I recently came across a video of a 10-year-old Pakistani boy, a shoe-shiner, who donated a part of his meagre earnings towards relief for his country’s flood victims.
This child has given us all a lesson in giving and loving to others at a time when these human values are lacking and the spirit of selfishness controls us. He reacted spontaneously and gave the money that should, in all honesty, go to the victims. Hopefully, the charity he donated to will ensure that.
According to official statistics, the devastating floods have inflicted severe damage around the country with more than 1,500 fatalities. More than 45 dams have been destroyed and a million homes washed away, leaving 45m people homeless.
His Majesty King Hamad has directed the Royal Humanitarian Foundation, led by Shaikh Nasser bin Hamad Al Khalifa, to supervise providing urgent relief to Pakistan to help them in their time of need and alleviate their suffering.
There is no doubt that His Majesty’s initiative is considered a pinnacle of sophistication and humanity. His Majesty has set the most wonderful examples of love, charity and giving to all countries without exception and, in this case, I think Bahrain is the first country to offer assistance to the sisterly nation.

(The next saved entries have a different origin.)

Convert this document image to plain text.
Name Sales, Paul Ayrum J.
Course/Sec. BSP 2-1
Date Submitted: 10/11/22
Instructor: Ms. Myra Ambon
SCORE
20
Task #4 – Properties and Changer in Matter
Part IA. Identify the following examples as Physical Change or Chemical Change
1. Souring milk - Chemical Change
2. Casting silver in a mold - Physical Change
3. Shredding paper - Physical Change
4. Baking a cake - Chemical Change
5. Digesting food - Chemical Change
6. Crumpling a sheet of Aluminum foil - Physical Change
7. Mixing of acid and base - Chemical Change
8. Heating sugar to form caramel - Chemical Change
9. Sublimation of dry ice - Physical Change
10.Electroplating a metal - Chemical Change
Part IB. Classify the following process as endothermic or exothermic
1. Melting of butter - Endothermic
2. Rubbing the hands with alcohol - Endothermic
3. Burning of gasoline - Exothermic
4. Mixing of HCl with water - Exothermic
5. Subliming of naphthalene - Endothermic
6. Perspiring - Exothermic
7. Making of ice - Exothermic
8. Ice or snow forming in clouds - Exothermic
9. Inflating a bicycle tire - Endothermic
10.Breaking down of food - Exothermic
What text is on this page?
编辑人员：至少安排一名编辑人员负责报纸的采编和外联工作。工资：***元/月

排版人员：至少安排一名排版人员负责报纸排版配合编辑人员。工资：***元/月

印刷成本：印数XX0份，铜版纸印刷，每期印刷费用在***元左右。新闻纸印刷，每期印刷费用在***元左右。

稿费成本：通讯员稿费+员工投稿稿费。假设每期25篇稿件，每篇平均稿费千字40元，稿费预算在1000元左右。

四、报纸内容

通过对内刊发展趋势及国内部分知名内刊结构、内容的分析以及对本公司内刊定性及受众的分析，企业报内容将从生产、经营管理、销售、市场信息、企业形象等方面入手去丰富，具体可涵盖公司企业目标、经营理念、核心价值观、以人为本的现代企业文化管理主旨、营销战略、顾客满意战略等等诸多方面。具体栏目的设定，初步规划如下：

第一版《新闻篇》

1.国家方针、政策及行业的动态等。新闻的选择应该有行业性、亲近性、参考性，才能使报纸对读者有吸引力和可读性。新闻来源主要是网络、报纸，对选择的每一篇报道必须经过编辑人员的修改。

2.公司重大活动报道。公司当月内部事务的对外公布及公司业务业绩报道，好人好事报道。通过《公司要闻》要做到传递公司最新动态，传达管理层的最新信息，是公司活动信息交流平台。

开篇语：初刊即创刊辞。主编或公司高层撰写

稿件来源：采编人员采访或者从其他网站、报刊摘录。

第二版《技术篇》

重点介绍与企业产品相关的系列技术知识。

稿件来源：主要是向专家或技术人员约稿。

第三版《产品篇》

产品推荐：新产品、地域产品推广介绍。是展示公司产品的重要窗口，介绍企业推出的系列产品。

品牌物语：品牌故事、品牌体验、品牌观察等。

The Royal Humanitarian Foundation, since it was set up in 2001, has done a lot of humanitarian work around the world. This confirms His Majesty’s insightful vision to give the human dimension its right and its importance to achieve its vision and objectives.
Humanitarian work do not know religion, race or sect. We are all children of Adam and Eve and we deserve to live a dignified and ascetic life and enjoy the many bounties of God Almighty.

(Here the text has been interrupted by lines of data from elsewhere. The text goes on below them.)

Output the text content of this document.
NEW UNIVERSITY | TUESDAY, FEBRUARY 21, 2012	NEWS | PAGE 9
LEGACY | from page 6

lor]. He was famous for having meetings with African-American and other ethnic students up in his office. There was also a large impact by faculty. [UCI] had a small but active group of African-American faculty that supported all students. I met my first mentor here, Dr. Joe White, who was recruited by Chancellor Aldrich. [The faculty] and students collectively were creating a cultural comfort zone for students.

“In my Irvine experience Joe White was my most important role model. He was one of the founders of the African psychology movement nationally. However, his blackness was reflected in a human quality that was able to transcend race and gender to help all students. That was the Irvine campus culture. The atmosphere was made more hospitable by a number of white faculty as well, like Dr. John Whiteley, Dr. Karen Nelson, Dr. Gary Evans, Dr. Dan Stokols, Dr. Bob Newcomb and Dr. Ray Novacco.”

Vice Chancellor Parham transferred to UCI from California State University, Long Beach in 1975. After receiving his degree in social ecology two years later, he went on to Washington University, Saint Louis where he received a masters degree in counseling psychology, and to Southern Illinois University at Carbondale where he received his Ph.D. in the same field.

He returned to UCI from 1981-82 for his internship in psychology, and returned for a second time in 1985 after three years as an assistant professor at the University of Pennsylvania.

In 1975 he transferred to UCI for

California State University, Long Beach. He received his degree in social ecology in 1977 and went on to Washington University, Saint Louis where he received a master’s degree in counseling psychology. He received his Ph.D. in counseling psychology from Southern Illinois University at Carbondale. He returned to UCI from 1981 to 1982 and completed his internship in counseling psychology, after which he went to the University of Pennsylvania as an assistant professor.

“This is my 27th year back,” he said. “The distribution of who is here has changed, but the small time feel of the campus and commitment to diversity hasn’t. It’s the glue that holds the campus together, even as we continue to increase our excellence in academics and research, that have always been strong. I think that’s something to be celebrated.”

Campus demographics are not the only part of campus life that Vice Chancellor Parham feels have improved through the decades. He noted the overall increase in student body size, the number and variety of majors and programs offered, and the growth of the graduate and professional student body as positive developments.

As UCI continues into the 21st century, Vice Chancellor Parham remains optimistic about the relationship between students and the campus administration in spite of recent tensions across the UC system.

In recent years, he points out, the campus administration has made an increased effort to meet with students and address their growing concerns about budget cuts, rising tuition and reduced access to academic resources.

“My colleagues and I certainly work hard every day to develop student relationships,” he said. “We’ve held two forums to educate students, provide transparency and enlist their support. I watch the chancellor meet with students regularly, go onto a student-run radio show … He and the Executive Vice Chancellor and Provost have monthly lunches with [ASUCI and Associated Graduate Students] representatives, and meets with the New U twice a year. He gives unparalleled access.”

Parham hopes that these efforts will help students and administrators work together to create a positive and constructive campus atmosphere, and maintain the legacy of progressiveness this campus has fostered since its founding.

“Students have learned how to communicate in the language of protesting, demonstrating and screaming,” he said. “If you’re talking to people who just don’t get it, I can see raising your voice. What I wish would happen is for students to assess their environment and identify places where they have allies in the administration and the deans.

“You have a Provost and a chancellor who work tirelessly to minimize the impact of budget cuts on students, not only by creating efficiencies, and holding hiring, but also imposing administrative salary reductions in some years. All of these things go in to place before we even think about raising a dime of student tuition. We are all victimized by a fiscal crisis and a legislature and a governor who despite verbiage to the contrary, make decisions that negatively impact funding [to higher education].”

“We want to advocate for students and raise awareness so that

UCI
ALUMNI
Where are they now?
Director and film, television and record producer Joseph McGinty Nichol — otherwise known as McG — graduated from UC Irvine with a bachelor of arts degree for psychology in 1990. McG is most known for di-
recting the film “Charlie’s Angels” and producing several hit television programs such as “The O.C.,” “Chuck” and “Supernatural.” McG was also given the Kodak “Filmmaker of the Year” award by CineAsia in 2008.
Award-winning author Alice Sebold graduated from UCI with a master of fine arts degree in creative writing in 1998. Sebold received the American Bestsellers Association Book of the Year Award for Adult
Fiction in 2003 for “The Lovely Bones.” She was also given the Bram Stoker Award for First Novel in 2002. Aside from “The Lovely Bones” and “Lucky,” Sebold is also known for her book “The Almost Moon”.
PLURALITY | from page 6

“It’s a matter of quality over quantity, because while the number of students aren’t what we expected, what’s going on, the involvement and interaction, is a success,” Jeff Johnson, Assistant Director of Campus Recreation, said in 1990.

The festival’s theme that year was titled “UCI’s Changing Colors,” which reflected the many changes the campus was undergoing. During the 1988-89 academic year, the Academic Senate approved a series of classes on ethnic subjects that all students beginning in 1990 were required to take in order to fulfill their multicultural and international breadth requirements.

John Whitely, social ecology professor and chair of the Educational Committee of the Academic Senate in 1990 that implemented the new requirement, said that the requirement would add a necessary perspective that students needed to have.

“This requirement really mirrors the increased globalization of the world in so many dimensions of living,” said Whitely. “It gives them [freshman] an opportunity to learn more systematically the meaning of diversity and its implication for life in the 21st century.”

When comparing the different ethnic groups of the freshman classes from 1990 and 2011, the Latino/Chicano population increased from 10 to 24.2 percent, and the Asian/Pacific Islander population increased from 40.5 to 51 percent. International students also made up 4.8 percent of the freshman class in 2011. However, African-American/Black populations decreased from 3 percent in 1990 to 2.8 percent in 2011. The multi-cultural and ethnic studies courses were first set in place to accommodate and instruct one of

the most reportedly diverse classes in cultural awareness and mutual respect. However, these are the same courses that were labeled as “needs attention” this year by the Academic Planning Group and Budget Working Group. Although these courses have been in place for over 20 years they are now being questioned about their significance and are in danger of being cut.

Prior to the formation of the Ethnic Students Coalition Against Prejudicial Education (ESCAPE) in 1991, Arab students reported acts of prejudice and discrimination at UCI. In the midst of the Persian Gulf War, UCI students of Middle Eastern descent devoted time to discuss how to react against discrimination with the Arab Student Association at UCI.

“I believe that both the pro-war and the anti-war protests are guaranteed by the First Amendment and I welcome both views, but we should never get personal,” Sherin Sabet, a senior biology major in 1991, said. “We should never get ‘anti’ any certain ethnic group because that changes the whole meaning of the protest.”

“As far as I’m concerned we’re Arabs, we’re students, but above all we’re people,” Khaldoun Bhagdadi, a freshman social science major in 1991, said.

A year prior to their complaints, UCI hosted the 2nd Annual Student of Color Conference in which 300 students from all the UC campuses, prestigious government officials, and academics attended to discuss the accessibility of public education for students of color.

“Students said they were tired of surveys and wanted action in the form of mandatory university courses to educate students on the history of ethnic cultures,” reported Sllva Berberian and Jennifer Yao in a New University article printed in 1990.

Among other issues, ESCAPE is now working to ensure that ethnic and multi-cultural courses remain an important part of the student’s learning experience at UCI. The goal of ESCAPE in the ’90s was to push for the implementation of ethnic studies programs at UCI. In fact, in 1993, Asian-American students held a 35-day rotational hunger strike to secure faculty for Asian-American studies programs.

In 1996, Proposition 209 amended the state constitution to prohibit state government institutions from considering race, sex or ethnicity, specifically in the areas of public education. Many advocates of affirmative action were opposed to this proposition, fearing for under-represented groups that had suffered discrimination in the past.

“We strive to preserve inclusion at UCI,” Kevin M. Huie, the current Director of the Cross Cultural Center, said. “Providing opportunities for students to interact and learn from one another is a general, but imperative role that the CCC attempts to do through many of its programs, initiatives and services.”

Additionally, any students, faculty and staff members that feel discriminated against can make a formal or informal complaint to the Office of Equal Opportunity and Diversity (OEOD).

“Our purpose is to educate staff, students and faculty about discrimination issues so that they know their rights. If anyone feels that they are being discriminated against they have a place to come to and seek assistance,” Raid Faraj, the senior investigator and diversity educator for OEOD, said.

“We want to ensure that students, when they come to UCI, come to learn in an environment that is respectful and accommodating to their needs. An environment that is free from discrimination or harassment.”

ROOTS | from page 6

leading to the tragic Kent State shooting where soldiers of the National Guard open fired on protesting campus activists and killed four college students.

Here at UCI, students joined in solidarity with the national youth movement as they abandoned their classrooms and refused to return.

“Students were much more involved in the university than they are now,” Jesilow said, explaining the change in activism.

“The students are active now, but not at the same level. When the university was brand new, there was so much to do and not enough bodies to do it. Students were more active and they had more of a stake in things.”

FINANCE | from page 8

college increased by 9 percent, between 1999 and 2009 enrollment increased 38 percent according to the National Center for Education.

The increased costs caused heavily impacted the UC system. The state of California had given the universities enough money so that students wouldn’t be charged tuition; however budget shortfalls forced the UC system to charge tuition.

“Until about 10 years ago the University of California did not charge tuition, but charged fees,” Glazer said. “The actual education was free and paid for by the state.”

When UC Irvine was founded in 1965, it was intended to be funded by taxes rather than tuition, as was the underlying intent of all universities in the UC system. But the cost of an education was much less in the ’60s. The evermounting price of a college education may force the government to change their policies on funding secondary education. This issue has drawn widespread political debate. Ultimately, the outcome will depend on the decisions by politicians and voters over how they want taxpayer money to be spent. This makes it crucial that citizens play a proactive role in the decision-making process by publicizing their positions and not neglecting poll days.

The foundation’s efforts and Dr Mustafa Al Sayed, the secretary general and his team, work tirelessly. They are making strenuous efforts to organise such initiatives with many countries despite the difficult circumstances. Also, Shaikh Nasser is keen to personally follow up every issue with its work team to achieve His Majesty’s goals and vision.
Coincidentally, I also came across news of floods in Sudan where, reports suggest, around 112 people have died, 34,000 homes have collapsed and there has been severe damage to crops.
The United Nations has warned that torrential rains and floods could affect 460,000 people, a number higher than the annual average of 388,000 people affected between 2017 and 2021.
Every hope is that the Red Crescent Society, charities and civil society institutions will launch a campaign to collect material and in-kind donations and open the door for everyone who intends to do charity for the people in Pakistan and Sudan.